Norbauer Seneca review: a $3,600 luxury keyboard for the keyboard obsessed
- The Norbauer Seneca is a fully custom capacitive keyboard that starts at $3,600 and is considered by the author to be the best computer keyboard ever built.
- The keyboard’s luxury features include a high-end design, premium materials, and advanced technology that provides an exceptional typing experience.
- The author, who is “not normal” about keyboards, finds the Seneca to be incredibly impressive, while more casual users may not notice its differences.
- The Norbauer & Co company aims to establish itself as a luxury keyboard brand, comparable to high-end camera and car manufacturers like Leica and Porsche.
- The author’s wife, who is not a keyboard enthusiast, was able to distinguish the Seneca from her $30 Logitech membrane keyboard, but ultimately preferred her more affordable option.

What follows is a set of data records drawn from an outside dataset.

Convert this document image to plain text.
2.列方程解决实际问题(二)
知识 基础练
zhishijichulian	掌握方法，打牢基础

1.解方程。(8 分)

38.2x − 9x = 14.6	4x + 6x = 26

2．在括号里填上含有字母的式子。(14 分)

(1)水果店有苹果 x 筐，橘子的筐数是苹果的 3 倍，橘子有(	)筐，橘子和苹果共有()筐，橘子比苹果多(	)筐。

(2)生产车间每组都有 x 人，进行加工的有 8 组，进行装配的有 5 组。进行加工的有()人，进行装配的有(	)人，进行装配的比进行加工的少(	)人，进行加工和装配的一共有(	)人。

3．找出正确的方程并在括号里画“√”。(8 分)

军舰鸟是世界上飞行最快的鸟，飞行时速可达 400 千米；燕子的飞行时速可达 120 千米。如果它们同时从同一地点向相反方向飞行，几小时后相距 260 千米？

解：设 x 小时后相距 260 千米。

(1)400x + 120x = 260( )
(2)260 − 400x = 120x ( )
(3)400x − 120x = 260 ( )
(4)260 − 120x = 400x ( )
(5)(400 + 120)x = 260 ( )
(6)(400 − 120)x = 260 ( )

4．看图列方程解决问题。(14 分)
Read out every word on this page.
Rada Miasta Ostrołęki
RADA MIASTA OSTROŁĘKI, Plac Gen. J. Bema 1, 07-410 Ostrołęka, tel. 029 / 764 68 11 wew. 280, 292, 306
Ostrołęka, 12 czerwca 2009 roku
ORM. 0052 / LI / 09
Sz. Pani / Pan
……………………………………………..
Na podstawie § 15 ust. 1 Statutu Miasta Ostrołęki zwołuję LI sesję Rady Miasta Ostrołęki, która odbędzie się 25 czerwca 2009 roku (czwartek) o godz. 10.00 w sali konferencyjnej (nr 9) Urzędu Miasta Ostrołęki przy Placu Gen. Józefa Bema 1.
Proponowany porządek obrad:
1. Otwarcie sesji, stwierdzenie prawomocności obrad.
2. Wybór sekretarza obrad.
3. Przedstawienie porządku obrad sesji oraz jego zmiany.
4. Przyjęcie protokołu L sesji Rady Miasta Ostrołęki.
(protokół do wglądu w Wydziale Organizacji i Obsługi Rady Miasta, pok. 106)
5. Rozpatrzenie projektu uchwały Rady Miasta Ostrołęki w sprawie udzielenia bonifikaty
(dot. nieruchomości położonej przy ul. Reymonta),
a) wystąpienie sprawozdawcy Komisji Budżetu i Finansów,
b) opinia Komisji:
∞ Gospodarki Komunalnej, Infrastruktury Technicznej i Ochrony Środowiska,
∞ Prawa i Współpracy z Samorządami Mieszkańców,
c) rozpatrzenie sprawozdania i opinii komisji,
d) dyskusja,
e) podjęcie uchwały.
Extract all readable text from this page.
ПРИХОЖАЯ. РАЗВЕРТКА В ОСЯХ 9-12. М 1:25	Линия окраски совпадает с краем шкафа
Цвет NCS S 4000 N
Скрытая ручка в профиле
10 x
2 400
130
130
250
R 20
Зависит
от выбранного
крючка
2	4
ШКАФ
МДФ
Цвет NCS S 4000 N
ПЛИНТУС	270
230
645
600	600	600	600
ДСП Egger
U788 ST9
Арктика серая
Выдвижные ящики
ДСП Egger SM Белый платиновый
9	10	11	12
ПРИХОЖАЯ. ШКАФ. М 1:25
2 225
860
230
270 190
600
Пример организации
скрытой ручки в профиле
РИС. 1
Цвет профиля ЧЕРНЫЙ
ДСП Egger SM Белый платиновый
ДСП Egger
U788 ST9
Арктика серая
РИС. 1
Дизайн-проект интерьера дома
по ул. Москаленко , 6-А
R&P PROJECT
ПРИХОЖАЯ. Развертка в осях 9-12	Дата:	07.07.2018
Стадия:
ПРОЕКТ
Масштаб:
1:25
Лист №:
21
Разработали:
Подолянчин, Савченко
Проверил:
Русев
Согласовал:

Some people can tell great wine from okay wine. They go on wine tastings, take wine tours. They tend to spend more money on wine than most.
I am not one of those people. I can tell wine from vinegar if you show me the bottle. I am just a little bit obsessed with keyboards, though.
I have spent the past couple of months typing on the Seneca, a fully custom capacitive keyboard that starts at $3,600 and might be the best computer keyboard ever built. I’ve also made a bunch of other people type on it – folks whose attitude toward keyboards is a little more utilitarian. My wife uses a mechanical keyboard because I put it on her desk; if I took it away, she would go back to her $30 Logitech membrane keyboard with no complaints. I put the Seneca on her desk. She said it was fine. I took it away. She went back to her other keyboard.
The more normal you are about keyboards, the less impressive the Seneca is. I am not normal about keyboards, and the Seneca is goddamn incredible.
The Seneca is the first luxury keyboard from Norbauer & Co, a company that would like to be for keyboards what Leica is to cameras, Porsche is to cars, or Hermés is to handbags and scarves.